UNCW’s Distinguished Professor in Creative Writing talks how Thoreau “ruined his life,” plans for a new environmental writing program and the world’s most famous bird.

Photo: Jeff Janowski/UNCW
Q. Can you tell us about the first time you stepped on UNCW’s campus?
A. Let’s start with when I almost stepped on the UNCW campus. I was flying in from Boston in February 2003 for my interview. The trip was canceled due to snow in ILM. Two or three inches (a real blizzard). When they finally got me down here, they made the strategic move of putting me up at Wrightsville Beach. After my interview, I took a long walk by the water. Saw an osprey dive. I was sold.

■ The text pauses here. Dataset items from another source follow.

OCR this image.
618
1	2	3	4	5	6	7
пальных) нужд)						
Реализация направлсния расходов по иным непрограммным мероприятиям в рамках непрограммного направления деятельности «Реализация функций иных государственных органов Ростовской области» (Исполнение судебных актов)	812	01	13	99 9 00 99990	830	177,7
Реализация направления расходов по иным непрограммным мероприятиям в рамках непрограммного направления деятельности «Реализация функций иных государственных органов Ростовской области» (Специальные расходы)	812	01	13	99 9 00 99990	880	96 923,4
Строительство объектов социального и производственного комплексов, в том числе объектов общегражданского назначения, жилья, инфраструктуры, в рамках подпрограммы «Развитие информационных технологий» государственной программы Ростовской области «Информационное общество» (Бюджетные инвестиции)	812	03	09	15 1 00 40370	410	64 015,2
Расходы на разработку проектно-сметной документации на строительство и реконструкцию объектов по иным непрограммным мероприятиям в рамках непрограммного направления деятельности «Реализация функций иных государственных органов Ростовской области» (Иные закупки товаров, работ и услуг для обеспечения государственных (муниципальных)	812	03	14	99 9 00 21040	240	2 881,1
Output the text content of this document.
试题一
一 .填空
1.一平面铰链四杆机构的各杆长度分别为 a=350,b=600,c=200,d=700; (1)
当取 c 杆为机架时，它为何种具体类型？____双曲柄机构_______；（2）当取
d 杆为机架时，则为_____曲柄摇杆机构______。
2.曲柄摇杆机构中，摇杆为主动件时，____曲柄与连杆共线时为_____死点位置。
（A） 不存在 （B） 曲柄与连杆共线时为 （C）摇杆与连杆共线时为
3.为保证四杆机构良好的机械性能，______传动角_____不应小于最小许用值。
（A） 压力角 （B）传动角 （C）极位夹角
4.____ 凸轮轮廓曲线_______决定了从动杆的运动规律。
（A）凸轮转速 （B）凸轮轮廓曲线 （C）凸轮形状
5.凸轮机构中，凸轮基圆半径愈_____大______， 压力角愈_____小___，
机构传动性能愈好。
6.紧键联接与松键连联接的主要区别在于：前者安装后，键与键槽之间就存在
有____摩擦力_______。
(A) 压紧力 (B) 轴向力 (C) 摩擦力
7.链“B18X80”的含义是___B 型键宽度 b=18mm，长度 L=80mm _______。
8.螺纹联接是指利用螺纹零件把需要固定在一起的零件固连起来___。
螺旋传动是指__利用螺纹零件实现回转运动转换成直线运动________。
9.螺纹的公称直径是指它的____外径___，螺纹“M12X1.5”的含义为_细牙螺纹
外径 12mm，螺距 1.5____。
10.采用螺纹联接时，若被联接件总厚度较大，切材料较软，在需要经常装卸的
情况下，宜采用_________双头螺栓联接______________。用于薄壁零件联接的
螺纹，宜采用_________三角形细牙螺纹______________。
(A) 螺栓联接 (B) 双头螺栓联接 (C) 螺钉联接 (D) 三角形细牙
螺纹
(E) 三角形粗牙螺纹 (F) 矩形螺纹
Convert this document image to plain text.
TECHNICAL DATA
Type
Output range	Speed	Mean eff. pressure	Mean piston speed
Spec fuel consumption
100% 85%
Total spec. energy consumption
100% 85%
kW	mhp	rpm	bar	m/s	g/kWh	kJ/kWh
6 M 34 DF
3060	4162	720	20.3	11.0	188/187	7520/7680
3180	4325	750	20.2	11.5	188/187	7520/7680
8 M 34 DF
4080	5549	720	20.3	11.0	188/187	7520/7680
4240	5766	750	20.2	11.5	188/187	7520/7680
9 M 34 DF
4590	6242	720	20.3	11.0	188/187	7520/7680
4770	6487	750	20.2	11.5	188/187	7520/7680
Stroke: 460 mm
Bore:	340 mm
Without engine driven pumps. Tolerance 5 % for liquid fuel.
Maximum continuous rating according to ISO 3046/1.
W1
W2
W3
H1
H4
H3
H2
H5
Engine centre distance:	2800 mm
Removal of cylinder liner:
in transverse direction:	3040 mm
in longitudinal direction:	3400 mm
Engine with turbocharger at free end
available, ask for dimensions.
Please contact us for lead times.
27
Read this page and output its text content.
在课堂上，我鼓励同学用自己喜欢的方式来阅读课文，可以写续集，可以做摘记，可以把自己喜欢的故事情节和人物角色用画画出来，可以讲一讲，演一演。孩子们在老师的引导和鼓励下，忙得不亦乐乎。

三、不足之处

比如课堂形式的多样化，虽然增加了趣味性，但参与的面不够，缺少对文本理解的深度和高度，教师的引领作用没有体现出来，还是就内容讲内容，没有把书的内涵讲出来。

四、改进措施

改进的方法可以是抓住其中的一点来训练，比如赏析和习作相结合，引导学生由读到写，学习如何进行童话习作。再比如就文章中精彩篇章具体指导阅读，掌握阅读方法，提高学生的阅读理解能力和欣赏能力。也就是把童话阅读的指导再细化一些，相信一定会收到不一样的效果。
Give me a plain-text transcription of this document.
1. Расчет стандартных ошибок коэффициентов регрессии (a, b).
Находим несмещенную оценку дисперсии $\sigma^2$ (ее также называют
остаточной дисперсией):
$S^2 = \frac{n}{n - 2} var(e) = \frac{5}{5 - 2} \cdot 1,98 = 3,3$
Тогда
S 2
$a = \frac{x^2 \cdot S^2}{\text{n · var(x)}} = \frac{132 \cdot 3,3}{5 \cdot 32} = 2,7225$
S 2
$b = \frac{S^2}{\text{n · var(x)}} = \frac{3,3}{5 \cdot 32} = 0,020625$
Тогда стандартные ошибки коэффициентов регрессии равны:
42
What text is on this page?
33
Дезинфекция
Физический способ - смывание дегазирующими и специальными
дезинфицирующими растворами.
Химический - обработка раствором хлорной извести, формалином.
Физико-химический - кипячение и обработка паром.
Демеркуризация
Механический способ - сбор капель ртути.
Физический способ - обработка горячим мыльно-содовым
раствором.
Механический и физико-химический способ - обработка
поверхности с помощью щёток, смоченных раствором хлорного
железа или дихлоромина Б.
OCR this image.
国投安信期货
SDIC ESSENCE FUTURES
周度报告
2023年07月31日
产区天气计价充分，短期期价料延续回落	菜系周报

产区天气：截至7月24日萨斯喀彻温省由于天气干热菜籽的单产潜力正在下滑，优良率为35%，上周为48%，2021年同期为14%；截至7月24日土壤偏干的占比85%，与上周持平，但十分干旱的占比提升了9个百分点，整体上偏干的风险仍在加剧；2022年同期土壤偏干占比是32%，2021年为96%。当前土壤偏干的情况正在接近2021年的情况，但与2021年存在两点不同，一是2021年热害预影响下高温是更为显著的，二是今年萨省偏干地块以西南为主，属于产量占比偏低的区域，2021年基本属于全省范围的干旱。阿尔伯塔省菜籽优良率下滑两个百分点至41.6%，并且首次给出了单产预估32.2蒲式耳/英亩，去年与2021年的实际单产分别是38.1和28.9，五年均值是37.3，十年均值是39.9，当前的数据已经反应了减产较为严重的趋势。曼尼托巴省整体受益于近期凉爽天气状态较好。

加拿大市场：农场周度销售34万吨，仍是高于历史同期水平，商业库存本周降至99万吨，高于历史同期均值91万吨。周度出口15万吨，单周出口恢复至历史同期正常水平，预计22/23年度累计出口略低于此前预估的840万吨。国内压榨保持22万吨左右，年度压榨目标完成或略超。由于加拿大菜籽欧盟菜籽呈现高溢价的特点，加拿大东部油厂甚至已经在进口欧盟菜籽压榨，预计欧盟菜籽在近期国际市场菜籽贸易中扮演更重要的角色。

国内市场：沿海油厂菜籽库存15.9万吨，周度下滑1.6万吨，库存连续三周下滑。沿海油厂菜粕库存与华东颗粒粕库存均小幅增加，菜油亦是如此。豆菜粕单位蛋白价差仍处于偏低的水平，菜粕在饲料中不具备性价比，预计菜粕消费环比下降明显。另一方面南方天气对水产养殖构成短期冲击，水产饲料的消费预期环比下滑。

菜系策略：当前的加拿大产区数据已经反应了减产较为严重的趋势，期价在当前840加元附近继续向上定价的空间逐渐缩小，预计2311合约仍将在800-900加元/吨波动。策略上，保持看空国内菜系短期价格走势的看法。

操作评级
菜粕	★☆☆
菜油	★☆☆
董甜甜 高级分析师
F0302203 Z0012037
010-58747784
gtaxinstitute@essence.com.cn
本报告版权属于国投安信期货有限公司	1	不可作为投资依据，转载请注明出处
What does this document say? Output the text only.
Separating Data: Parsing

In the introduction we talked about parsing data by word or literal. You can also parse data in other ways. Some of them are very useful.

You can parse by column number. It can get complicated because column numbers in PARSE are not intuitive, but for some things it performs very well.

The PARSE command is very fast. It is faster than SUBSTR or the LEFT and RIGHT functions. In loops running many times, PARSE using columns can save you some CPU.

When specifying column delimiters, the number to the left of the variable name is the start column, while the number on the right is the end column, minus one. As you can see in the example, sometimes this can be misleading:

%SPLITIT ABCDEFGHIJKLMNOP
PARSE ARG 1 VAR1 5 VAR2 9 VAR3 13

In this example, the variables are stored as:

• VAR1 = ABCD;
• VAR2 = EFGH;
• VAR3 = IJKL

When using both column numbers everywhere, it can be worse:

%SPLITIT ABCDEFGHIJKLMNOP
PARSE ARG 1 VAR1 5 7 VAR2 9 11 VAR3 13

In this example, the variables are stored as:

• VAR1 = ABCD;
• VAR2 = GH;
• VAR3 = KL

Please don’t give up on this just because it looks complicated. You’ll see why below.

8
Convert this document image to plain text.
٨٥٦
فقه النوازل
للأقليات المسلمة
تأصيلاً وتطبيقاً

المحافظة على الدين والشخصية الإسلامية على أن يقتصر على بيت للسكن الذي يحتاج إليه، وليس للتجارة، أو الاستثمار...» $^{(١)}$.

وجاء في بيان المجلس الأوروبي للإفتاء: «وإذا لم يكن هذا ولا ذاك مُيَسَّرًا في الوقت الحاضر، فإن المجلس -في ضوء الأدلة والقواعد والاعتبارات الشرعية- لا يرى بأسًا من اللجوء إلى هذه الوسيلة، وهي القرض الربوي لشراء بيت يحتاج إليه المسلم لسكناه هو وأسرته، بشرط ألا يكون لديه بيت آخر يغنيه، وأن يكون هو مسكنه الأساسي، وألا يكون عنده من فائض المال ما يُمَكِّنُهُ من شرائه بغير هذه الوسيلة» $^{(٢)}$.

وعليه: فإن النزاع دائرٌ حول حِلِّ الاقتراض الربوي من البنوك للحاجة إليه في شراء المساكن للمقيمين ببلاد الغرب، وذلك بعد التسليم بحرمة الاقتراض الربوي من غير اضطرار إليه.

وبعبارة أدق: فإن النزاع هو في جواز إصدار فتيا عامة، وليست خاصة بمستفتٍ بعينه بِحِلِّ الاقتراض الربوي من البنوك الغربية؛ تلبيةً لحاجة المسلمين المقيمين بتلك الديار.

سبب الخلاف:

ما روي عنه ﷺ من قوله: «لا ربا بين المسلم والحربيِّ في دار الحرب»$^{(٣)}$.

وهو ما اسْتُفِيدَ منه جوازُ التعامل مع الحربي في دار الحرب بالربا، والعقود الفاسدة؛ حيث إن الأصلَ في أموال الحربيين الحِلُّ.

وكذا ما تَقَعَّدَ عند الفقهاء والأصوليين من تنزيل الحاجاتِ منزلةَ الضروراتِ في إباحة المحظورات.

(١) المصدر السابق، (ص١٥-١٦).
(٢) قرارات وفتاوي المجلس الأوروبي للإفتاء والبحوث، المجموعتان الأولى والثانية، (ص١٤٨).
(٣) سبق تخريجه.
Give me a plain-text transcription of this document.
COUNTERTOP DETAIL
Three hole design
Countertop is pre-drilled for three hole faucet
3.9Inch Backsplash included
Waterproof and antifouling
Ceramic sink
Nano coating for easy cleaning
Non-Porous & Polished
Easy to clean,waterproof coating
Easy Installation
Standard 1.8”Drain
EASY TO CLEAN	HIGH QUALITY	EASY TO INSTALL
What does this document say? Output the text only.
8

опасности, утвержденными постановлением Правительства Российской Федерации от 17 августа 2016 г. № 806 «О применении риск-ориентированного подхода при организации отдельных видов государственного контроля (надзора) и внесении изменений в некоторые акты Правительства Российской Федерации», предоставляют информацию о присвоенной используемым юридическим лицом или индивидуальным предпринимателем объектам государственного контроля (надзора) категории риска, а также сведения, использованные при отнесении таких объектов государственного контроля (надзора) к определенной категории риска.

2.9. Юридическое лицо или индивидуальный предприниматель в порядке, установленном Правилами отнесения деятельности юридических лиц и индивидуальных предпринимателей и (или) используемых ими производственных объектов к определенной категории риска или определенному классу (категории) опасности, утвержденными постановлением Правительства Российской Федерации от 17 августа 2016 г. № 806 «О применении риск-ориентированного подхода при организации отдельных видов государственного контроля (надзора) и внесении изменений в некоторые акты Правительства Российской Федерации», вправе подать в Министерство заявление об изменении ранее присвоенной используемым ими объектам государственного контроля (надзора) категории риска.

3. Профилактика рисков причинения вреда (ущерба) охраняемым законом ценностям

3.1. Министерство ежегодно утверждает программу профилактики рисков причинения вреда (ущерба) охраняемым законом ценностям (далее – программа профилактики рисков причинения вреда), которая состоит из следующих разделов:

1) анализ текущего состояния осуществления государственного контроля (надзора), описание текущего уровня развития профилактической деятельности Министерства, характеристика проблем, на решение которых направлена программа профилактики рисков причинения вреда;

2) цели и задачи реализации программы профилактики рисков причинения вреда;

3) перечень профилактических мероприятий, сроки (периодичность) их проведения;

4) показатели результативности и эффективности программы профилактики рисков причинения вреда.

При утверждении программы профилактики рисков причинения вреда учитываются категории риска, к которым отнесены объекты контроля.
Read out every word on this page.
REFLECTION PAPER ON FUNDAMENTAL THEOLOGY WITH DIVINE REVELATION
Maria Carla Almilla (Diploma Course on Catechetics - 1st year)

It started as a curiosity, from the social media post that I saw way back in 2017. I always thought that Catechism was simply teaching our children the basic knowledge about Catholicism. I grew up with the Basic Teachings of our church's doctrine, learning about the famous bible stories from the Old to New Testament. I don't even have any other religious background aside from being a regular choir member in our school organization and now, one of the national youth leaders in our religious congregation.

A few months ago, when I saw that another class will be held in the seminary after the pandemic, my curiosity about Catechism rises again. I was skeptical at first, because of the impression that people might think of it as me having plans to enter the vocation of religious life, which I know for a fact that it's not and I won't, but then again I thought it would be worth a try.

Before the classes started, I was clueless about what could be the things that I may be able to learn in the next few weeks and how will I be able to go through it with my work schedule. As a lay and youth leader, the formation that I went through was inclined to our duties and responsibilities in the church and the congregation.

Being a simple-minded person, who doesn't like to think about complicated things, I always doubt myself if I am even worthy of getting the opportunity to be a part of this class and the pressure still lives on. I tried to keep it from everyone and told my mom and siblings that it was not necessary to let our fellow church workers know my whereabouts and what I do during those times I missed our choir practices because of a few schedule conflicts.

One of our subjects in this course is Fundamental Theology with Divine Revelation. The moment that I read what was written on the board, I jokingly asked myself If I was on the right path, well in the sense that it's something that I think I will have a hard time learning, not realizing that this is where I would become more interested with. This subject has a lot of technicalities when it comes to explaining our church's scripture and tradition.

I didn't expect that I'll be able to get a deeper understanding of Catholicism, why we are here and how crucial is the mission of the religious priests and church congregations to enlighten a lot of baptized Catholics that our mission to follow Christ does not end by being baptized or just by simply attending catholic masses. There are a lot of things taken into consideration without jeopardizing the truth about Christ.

Q. Where does your love of nature and environmental writing come from?
A. It comes from both nature itself and books. When my daughter was a baby, my wife and I took her to Walden Pond. As we approached where Henry David Thoreau’s cabin once stood, with my daughter on my shoulders, I said, “That’s where the man lived who ruined your father’s life.” Ruined in a mostly good way...I discovered Walden when I was 16 and never quite recovered.
Q. When did you first conceptualize the environmental writing emphasis in the Creative Writing MFA program that is about to launch?
A. It has been growing for years. Though I have resisted the label of “nature writer”—it seems too limiting—over the years I have begun to write more about the natural world and the fight against our destruction of it. With the climate change crisis, it has never been more relevant.
Q. Your latest book, The Book of Flaco: The World’s Most Famous Bird, chronicles the owl’s escape from the Central Park Zoo and the yearlong odyssey that followed. Did you ever see Flaco when he was alive?
A. I did not. Which made me pause before deciding to write a book about him. But then I remembered Tom Wolfe never went to outer space before writing The Right Stuff. I wrote a book about Teddy Roosevelt, whom I also never met. I tackled the Flaco project in the same way: interviewing everyone I could who had seen him, studying film and going to the places he had been. I also drew on my past experience studying snow owls and ospreys.
Q. While you were attending Harvard College (graduated 1983), your cartoons were published in Harvard Crimson. You have a series on your website. Is drawing a natural extension of your writing talent?
A. I always wanted to be a writer, but I spent more time drawing. My oh-so-practical plan after college was to become a political cartoonist with a newspaper. At the time, there were about 40 cartooning jobs in newspapers across the nation and so went my plan.